Four young Australian entrepreneurs have returned from a trip to Israel with a shared mission: to make the ecosystem back home work as a team.
It was the first time that Australians took part in the Investec Young Entrepreneurs Trip; with Pixc founder Holly Cardew, Airtasker co-founder Tim Fung, Propeller’s Rory San Miguel and Jayride’s Rod Bishop joining 23 other entrepreneurs from South Africa and the UK.
The Aussie delegates say the biggest lesson from the trip was the need to work co-operatively as a national ecosystem and show off our success stories.
“The tall poppy syndrome can flourish in Australia,” Fung tells StartupSmart.
“We’re cynical about someone doing well – we’ve got to change that and support our own.
“We need to work as an ecosystem team.
“In Israel the ecosystem works well as a team – everyone is supporting each other. From a global perspective, when you go into Israel all the teams are talking about how awesome Israel is.”
Working as a team
Cardew is now based in Silicon Valley, and says she saw a marked difference in how the community works together in Israel.
“A lot of the time in Silicon Valley they are talking about themselves and how good they are,” Cardew tells StartupSmart.
“In Israel they all talk about how good they are as a team and the startup scene as a whole.
“In Australia we are great and we need to talk about that.”
The four young Australians on the trip made a pledge to encourage other local founders to get on board with the team effort.
“All of us were standing around going, ‘we have to gee each other up’,” Fund says.
“We have to work together.
“At the beginning of every person’s pitch-deck over there were a couple of slides that said why Israel is great for startups. The same thing should be happening here – we should be saying Australia is a good place to invest.”
Cardew adds that it’s a matter of moving past the classic Australian humbleness.
“They all gee each other up there. I’m not sure we do enough of that, we’re very modest,” she says.
“If we all do that and we’re all on the same page about how awesome Australian founders really are, we could get a lot more foreign investments and talent.
“We all got so passionate about really helping each other and getting this message together so that we can help Australian startups.”
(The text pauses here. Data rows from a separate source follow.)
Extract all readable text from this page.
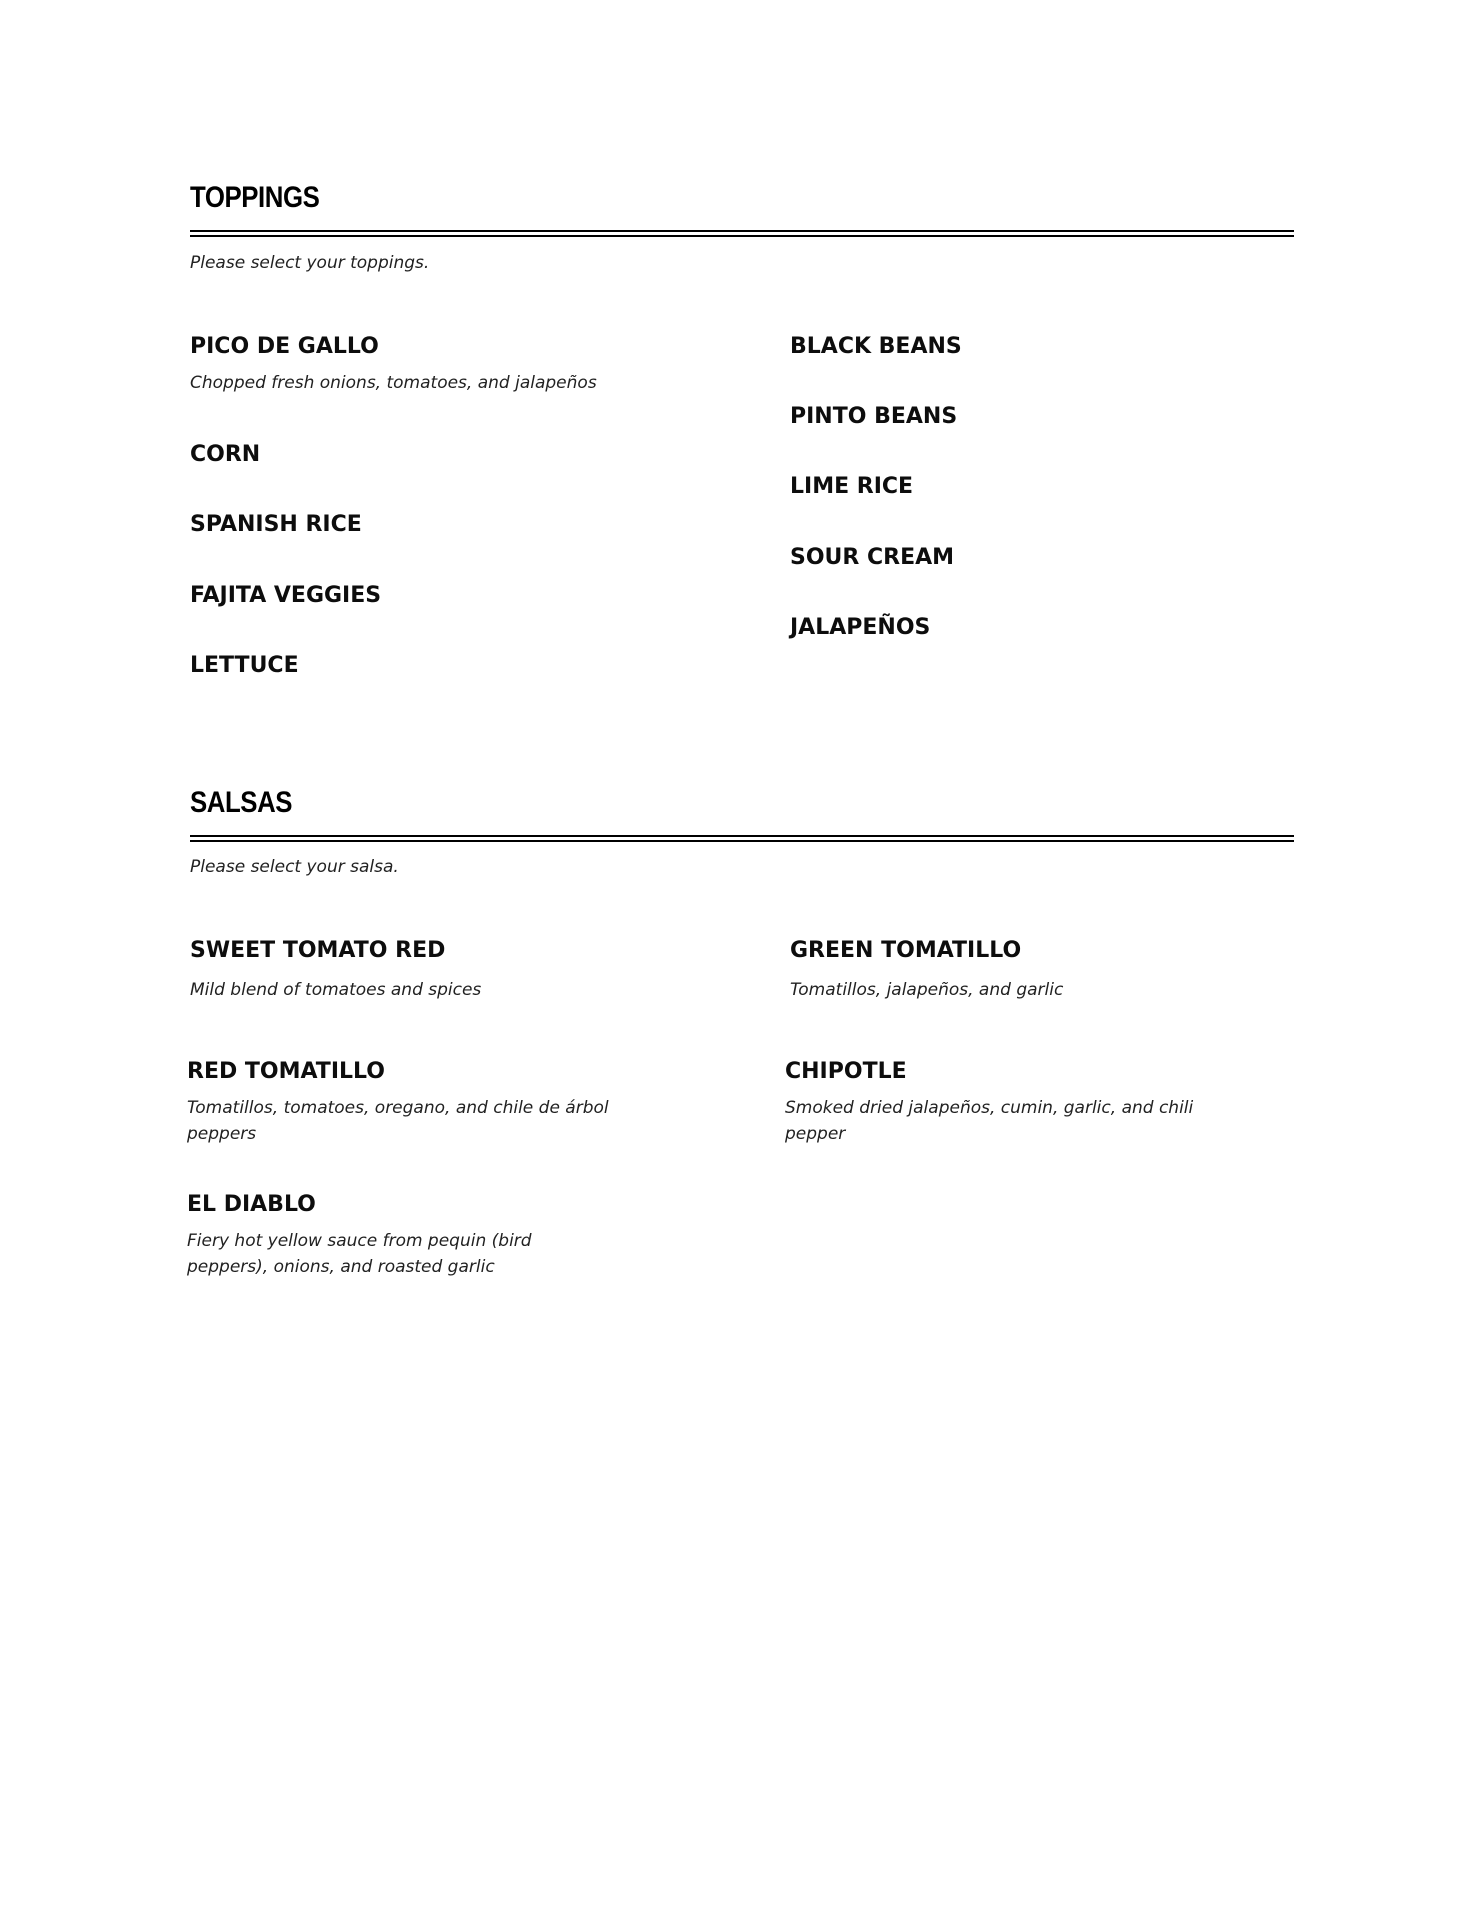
TOPPINGS
Please select your toppings.
PICO DE GALLO

Chopped fresh onions, tomatoes, and jalapeños

CORN
SPANISH RICE
FAJITA VEGGIES
LETTUCE
BLACK BEANS
PINTO BEANS
LIME RICE
SOUR CREAM
JALAPEÑOS
SALSAS
Please select your salsa.
SWEET TOMATO RED

Mild blend of tomatoes and spices

GREEN TOMATILLO

Tomatillos, jalapeños, and garlic

RED TOMATILLO

Tomatillos, tomatoes, oregano, and chile de árbol peppers

CHIPOTLE

Smoked dried jalapeños, cumin, garlic, and chili pepper

EL DIABLO

Fiery hot yellow sauce from pequin (bird peppers), onions, and roasted garlic
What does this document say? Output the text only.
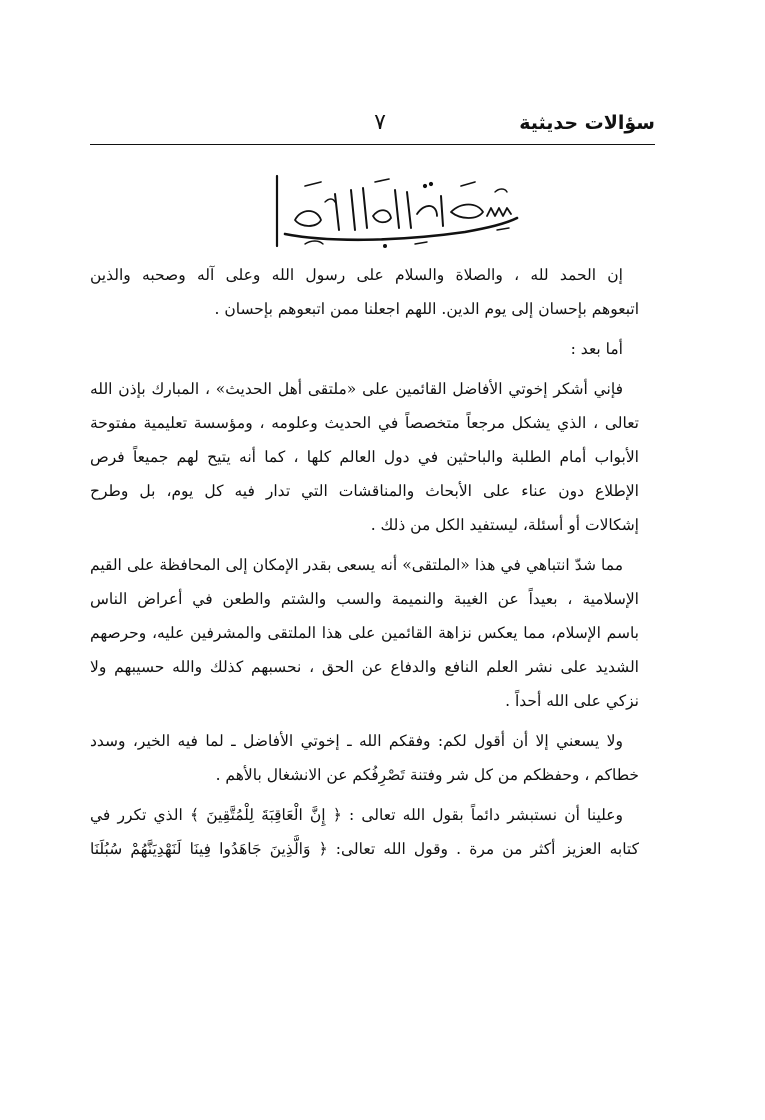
سؤالات حديثية
٧
إن الحمد لله ، والصلاة والسلام على رسول الله وعلى آله وصحبه والذين
اتبعوهم بإحسان إلى يوم الدين. اللهم اجعلنا ممن اتبعوهم بإحسان .
أما بعد :
فإني أشكر إخوتي الأفاضل القائمين على «ملتقى أهل الحديث» ، المبارك بإذن الله
تعالى ، الذي يشكل مرجعاً متخصصاً في الحديث وعلومه ، ومؤسسة تعليمية مفتوحة
الأبواب أمام الطلبة والباحثين في دول العالم كلها ، كما أنه يتيح لهم جميعاً فرص
الإطلاع دون عناء على الأبحاث والمناقشات التي تدار فيه كل يوم، بل وطرح
إشكالات أو أسئلة، ليستفيد الكل من ذلك .
مما شدّ انتباهي في هذا «الملتقى» أنه يسعى بقدر الإمكان إلى المحافظة على القيم
الإسلامية ، بعيداً عن الغيبة والنميمة والسب والشتم والطعن في أعراض الناس
باسم الإسلام، مما يعكس نزاهة القائمين على هذا الملتقى والمشرفين عليه، وحرصهم
الشديد على نشر العلم النافع والدفاع عن الحق ، نحسبهم كذلك والله حسيبهم ولا
نزكي على الله أحداً .
ولا يسعني إلا أن أقول لكم: وفقكم الله ـ إخوتي الأفاضل ـ لما فيه الخير، وسدد
خطاكم ، وحفظكم من كل شر وفتنة تَصْرِفُكم عن الانشغال بالأهم .
وعلينا أن نستبشر دائماً بقول الله تعالى : ﴿ إِنَّ الْعَاقِبَةَ لِلْمُتَّقِينَ ﴾ الذي تكرر في
كتابه العزيز أكثر من مرة . وقول الله تعالى: ﴿ وَالَّذِينَ جَاهَدُوا فِينَا لَنَهْدِيَنَّهُمْ سُبُلَنَا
It’s also a matter of putting local success stories on a global platform, Fung says.
“What we really need to do is promote ourselves,” he says.
“I genuinely believe that we’re too modest.
“Not a lot of people know that Australia invented Wi-Fi. We have companies like Canva, Atlassian and BigCommerce that are huge on a global basis, but I don’t think as Australia we’re doing enough to promote each other. We need to be more supportive.”
Cardew relocated to Silicon Valley with Pixc, but says with recent action on innovation and the burgeoning startup scene; she’s considering re-establishing a presence back home.
“I’m really considering building out my team here and not just being in San Francisco,” she says.
“It’s a fantastic lifestyle, there are people that work hard and they don’t have egos.
“At the end of the day, Australia is my home. I would like the equivalent of Silicon Valley to be here, and that’s about getting enough people who do have the money to believe in entrepreneurs and what we’re doing.
“What we do as startups is quite crazy.”
In order to achieve a better ecosystem, she says Australia needs to start with its next generation of entrepreneurs and founders.
“I’m really passionate about going into schools and telling them coding should be taught as a language,” Cardew says.
“We weren’t taught about innovation and tech in school, it wasn’t an option.
“That’s what they’re doing in Israel, they’re teaching entrepreneurialism to kids who are nine and getting them to code and build websites. This should be the norm.”